A Unique Nanoflake‐Shape Bimetallic Ti–Nb Oxide of Superior Catalytic Effect for Hydrogen Storage of MgH2

MgH2 is one of the most promising solid hydrogen storage materials due to its high capacity, excellent reversibility, and low cost. However, its operation temperature needs to be greatly reduced to realize its practical applications, especially in the highly desired fuel cell fields. This work synthesizes a 2D nanoflake‐shape bimetallic Ti–Nb oxide of TiNb2O7, which has high surface area and shows superior catalytic effect for the hydrogen storage of MgH2. Incorporated with the TiNb2O7 nanoflakes as low as 3 wt%, MgH2 shows a low onset dehydrogenation temperature of 178 °C, which is lowered by 100 °C compared with the pristine one. A dehydrogenation capacity as high as 7.0 wt% H2 is achieved upon heating to 300 °C. The capacity retention is as high as 96% after 30 cycles. The mechanism of the improved hydrogen storage properties is analyzed by density functional theory (DFT) calculation and the microstructural evolution during dehydrogenation and hydrogenation.

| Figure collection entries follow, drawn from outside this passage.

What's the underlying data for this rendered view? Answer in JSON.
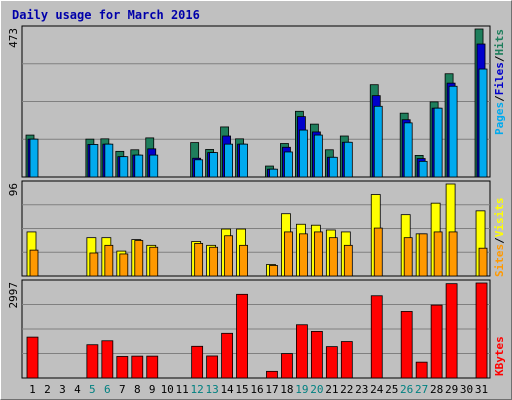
{
  "title": "Daily usage for March 2016",
  "colors": {
    "hits": "#1e7e5c",
    "files": "#0000cc",
    "pages": "#00aaee",
    "visits": "#ffff00",
    "sites": "#ff9900",
    "kbytes": "#ff0000",
    "weekend_label": "#008080",
    "slash": "#000000",
    "title": "#0000aa"
  },
  "panels": {
    "top": {
      "max_label": "473",
      "labels": {
        "pages": "Pages",
        "files": "Files",
        "hits": "Hits",
        "sep": "/"
      }
    },
    "mid": {
      "max_label": "96",
      "labels": {
        "sites": "Sites",
        "visits": "Visits",
        "sep": "/"
      }
    },
    "bot": {
      "max_label": "2997",
      "labels": {
        "kbytes": "KBytes"
      }
    }
  },
  "chart_data": {
    "type": "bar",
    "title": "Daily usage for March 2016",
    "categories": [
      "1",
      "2",
      "3",
      "4",
      "5",
      "6",
      "7",
      "8",
      "9",
      "10",
      "11",
      "12",
      "13",
      "14",
      "15",
      "16",
      "17",
      "18",
      "19",
      "20",
      "21",
      "22",
      "23",
      "24",
      "25",
      "26",
      "27",
      "28",
      "29",
      "30",
      "31"
    ],
    "weekend_days": [
      "5",
      "6",
      "12",
      "13",
      "19",
      "20",
      "26",
      "27"
    ],
    "series": [
      {
        "name": "Hits",
        "panel": "top",
        "ymax": 473,
        "values": [
          134,
          0,
          0,
          0,
          121,
          122,
          82,
          87,
          125,
          0,
          0,
          110,
          88,
          160,
          122,
          0,
          35,
          107,
          210,
          169,
          87,
          131,
          0,
          295,
          0,
          204,
          69,
          240,
          330,
          0,
          473
        ]
      },
      {
        "name": "Files",
        "panel": "top",
        "ymax": 473,
        "values": [
          121,
          0,
          0,
          0,
          104,
          105,
          65,
          70,
          90,
          0,
          0,
          60,
          78,
          131,
          105,
          0,
          25,
          95,
          193,
          144,
          63,
          111,
          0,
          260,
          0,
          183,
          59,
          220,
          300,
          0,
          425
        ]
      },
      {
        "name": "Pages",
        "panel": "top",
        "ymax": 473,
        "values": [
          121,
          0,
          0,
          0,
          104,
          105,
          65,
          70,
          70,
          0,
          0,
          55,
          78,
          105,
          105,
          0,
          25,
          80,
          150,
          134,
          63,
          111,
          0,
          226,
          0,
          173,
          50,
          220,
          290,
          0,
          345
        ]
      },
      {
        "name": "Visits",
        "panel": "mid",
        "ymax": 96,
        "values": [
          46,
          0,
          0,
          0,
          40,
          40,
          26,
          38,
          32,
          0,
          0,
          36,
          32,
          49,
          49,
          0,
          12,
          65,
          54,
          53,
          48,
          46,
          0,
          85,
          0,
          64,
          44,
          76,
          96,
          0,
          68
        ]
      },
      {
        "name": "Sites",
        "panel": "mid",
        "ymax": 96,
        "values": [
          27,
          0,
          0,
          0,
          24,
          32,
          23,
          37,
          30,
          0,
          0,
          34,
          30,
          42,
          32,
          0,
          11,
          46,
          44,
          46,
          40,
          32,
          0,
          50,
          0,
          40,
          44,
          46,
          46,
          0,
          29
        ]
      },
      {
        "name": "KBytes",
        "panel": "bot",
        "ymax": 2997,
        "values": [
          1290,
          0,
          0,
          0,
          1050,
          1175,
          680,
          690,
          690,
          0,
          0,
          1000,
          695,
          1410,
          2640,
          0,
          210,
          770,
          1680,
          1470,
          990,
          1150,
          0,
          2595,
          0,
          2100,
          500,
          2300,
          2976,
          0,
          2997
        ]
      }
    ]
  }
}
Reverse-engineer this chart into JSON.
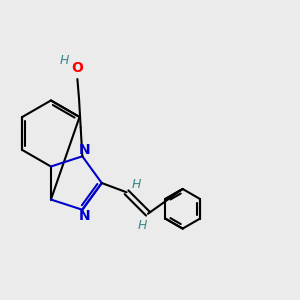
{
  "bg_color": "#ebebeb",
  "bond_color": "#000000",
  "N_color": "#0000cc",
  "O_color": "#ff0000",
  "H_color": "#3a8888",
  "line_width": 1.5,
  "font_size_atom": 10,
  "font_size_H": 9,
  "xlim": [
    -1.5,
    7.5
  ],
  "ylim": [
    -2.5,
    4.5
  ],
  "figsize": [
    3.0,
    3.0
  ],
  "dpi": 100
}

This work provides an MgH2 system with high available capacity and low operation temperature by a unique structural design of the catalyst. The high surface area feature of the TiNb2O7 nanoflakes and the synthesis method hopefully can develop the application of TiNb2O7. A nanoflake‐shape TiNb2O7 is synthesized by a template‐assisted solvothermal process. The obtained 2D‐TiNb2O7 has extremely high surface area, showing high catalytic effect on the de/rehydrogenation of MgH2. Incorporated with only 3 wt% of the TiNb2O7 nanoflakes, MgH2 shows evidently lowered dehydrogenation temperature and a high capacity of 7.0 wt% H2 is achieved upon heating to 300 °C.